Within a couple of weeks of getting my prescription for blood pressure meds, they stopped working. My blood pressure was all over the place. I emailed my doctor about it. She told me that she was at the hospital that day and I needed to come in. Again, everyone flipped out when I got there. They admitted me to monitor me while they did another 24 hour urine test. I would not accept the possibility that I might have to bring this baby into the world so early. I was only 29 weeks pregnant. I believed that this was merely a medication issue. I just needed to find the right combination of meds to get me to the end. They sent in a NICU nurse to talk to me about what would need to happen for Baby at 29 weeks gestation. I thanked him kindly for his time but told him that I wasn't there to have this baby - only as a precaution. I fought with nearly everyone who came in mostly about the vbac issue. It seemed that all the residents and doctors wanted to convince me that I was wrong. I again reassured them that if I needed to have an emergency delivery then I would probably opt for a repeat c-section but that I still believed I could go full-term and have a safe vbac. It was a miserable 24 hours. I really hate hospitals. We finally got back the results from the 24 hour test and it showed an increase in protein levels. Thankfully, at that point, my levels indicated mild pre-eclampsia. One doctor in particular tried to convince me to stay in the hospital. I refused. I wanted to go home.
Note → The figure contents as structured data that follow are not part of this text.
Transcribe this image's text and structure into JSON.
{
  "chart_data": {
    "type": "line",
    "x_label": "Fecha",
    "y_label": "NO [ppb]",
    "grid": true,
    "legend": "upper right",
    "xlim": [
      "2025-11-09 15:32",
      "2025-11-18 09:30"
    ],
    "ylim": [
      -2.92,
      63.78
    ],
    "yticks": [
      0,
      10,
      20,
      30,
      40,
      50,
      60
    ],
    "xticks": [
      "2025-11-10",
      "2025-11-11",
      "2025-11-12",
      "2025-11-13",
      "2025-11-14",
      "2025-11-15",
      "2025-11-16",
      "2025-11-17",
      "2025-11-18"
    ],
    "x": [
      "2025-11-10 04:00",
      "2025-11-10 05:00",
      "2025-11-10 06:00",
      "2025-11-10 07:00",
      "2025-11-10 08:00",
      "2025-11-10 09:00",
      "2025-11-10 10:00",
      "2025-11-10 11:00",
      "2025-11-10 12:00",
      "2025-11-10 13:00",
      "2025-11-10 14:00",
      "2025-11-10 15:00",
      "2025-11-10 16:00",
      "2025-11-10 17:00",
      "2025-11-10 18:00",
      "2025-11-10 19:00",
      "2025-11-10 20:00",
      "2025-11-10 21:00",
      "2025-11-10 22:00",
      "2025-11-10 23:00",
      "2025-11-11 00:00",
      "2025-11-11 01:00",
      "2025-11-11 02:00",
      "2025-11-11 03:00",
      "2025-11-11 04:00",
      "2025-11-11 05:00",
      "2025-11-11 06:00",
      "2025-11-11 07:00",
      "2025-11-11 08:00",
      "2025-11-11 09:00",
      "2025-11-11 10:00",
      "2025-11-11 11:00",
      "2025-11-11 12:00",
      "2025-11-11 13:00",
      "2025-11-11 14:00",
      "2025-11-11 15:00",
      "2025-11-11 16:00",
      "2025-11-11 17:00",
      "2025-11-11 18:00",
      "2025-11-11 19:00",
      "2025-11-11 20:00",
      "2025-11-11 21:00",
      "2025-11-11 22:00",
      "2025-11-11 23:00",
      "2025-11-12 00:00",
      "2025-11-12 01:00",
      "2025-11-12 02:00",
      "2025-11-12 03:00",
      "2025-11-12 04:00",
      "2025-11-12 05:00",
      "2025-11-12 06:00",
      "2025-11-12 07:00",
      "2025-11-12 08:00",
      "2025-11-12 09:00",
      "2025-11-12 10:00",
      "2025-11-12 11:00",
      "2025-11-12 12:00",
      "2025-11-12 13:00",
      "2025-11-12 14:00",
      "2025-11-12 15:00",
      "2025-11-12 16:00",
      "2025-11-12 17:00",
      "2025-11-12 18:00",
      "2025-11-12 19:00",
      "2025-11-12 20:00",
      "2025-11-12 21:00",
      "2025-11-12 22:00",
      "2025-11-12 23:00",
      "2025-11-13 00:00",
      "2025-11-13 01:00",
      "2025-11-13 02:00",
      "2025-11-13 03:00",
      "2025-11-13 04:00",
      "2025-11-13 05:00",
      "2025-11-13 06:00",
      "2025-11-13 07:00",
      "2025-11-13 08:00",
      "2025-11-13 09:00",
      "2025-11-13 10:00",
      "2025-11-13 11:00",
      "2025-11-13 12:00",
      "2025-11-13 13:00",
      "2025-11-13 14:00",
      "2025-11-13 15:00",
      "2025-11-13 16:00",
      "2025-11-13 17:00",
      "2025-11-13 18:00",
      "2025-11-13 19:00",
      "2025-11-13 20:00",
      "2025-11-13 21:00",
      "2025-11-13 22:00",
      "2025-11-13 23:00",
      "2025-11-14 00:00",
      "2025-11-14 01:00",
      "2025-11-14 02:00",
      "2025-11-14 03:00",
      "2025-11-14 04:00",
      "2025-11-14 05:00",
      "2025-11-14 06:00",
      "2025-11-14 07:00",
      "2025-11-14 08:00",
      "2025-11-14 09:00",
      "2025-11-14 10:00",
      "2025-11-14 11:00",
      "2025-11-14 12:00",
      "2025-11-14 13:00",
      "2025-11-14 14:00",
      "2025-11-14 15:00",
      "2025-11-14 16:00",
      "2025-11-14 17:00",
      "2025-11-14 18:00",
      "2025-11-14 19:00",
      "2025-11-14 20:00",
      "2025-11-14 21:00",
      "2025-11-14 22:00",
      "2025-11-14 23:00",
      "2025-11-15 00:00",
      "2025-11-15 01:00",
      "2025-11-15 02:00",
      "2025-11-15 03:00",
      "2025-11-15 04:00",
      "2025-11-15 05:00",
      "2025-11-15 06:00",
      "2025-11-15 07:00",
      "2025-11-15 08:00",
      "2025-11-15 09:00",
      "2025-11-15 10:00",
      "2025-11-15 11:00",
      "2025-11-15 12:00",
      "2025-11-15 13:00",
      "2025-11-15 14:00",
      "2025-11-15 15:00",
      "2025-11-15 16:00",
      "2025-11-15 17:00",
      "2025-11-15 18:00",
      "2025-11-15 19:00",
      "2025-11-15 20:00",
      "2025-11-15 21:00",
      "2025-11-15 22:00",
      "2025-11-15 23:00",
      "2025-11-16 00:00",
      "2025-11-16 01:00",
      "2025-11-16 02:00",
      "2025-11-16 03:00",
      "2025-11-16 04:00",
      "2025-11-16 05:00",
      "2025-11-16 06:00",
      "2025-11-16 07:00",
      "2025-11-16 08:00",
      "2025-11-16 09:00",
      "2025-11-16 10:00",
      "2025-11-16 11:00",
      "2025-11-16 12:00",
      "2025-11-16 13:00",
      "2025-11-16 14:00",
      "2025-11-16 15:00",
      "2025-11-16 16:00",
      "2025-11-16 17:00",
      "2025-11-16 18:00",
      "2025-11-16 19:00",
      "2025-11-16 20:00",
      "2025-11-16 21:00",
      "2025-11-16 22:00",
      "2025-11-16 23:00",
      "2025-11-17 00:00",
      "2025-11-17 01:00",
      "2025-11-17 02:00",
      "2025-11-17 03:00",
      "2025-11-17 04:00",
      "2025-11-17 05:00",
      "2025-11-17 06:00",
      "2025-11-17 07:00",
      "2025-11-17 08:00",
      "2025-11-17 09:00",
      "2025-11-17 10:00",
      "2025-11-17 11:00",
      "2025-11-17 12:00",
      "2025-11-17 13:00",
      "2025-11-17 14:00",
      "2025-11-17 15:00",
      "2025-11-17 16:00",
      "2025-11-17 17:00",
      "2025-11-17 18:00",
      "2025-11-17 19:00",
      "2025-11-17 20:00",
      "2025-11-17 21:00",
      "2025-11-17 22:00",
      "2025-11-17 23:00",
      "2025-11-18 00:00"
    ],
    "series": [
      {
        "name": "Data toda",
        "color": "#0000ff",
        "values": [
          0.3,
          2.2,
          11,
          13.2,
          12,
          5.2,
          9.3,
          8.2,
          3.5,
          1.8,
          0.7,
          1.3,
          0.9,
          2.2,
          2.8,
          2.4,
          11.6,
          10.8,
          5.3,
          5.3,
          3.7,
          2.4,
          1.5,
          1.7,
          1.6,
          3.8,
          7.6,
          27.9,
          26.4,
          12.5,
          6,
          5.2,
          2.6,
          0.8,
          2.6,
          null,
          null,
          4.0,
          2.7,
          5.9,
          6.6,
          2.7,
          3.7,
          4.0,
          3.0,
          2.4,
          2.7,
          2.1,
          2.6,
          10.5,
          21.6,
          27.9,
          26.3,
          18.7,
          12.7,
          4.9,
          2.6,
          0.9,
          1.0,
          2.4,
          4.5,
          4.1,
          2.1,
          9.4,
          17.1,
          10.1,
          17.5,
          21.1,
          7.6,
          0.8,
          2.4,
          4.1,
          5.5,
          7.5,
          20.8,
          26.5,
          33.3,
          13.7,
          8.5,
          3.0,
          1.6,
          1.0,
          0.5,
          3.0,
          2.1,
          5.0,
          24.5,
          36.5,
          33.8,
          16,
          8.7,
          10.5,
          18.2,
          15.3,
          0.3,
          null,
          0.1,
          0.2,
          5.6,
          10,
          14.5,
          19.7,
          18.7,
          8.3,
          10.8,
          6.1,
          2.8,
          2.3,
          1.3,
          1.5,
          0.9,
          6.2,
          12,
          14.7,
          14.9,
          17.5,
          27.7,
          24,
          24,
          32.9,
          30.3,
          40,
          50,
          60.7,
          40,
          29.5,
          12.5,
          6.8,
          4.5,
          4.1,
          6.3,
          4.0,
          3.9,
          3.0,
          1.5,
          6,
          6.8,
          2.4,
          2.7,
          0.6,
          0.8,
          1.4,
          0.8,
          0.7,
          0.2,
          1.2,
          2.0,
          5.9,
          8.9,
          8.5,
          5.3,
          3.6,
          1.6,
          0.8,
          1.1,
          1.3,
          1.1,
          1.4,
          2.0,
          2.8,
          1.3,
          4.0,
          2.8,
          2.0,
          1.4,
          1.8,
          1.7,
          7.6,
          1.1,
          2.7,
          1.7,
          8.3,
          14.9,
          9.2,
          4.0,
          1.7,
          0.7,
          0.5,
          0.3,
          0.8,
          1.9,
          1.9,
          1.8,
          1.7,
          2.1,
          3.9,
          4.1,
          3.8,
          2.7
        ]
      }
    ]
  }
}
I was home on bed rest for less than a week. That weekend we celebrated Fourth of July and my sister came for a visit. She had been planning the trip for awhile to help me get ready for baby #4. The day after she arrived, she drove me to my doctor for an appointment. It wasn't good. My doctor came in and sat next to the exam table. I was lying on my side to try and bring my blood pressure down. She said I needed to go back to the hospital. I asked if I had time to go home and pack a bag. "No," she said, "You need to go straight there." My husband and I had spent the weekend talking about whether or not to have the steroid shot to prepare the baby's lungs in case she needed to come early. I was hesitant, but after researching it and talking to one of the doctors at the hospital, I felt like it was the best choice for our situation. But, we hadn't had the shot yet. I knew that would be the first thing to do once at the hospital.
My sister drove me back to the hospital and waited with me until my husband could get there. What did I freak out about as I was waiting to be admitted? The fact that I hadn't knit a purple hat out of cotton yarn for the baby to wear when she was born. I was giving her instructions on where to go and what to get for me. I had to at least have a homemade hat for her. I'm sure I sounded a bit crazy. It was easier to freak out about a silly hat than face the realities of what was going on with my body.
Ahh, teaching hospitals. For the most part, we had a really good experience. But, there was one resident that drove me insane. He talked to me like I was a complete idiot. He sat down next to me while admitting me and said in a very syrupy voice, "So, Mrs. B, you have what we call high blood pressure." No sh-- sherlock. I wish I could remember his name, because even that was annoying, and he looked like he was 17 years old too. Anyway, it became a joke because this person kept showing up. Every time he would walk into my hospital room, my husband would start chuckling to himself. He thought it was funny especially because he annoyed me so much. The flip side was another doctor there that I really came to trust. He knew first hand the stress of having a baby premature. I trusted his opinion because he "got" that I wasn't in this to just save myself. I was determined to give my baby the best possible chance which meant I needed her to stay safe in my womb for as long as possible. He explained things to my husband and I (like the steroids) with respect and real data about risks and benefits. He was never condescending. Thank God for him. Truly.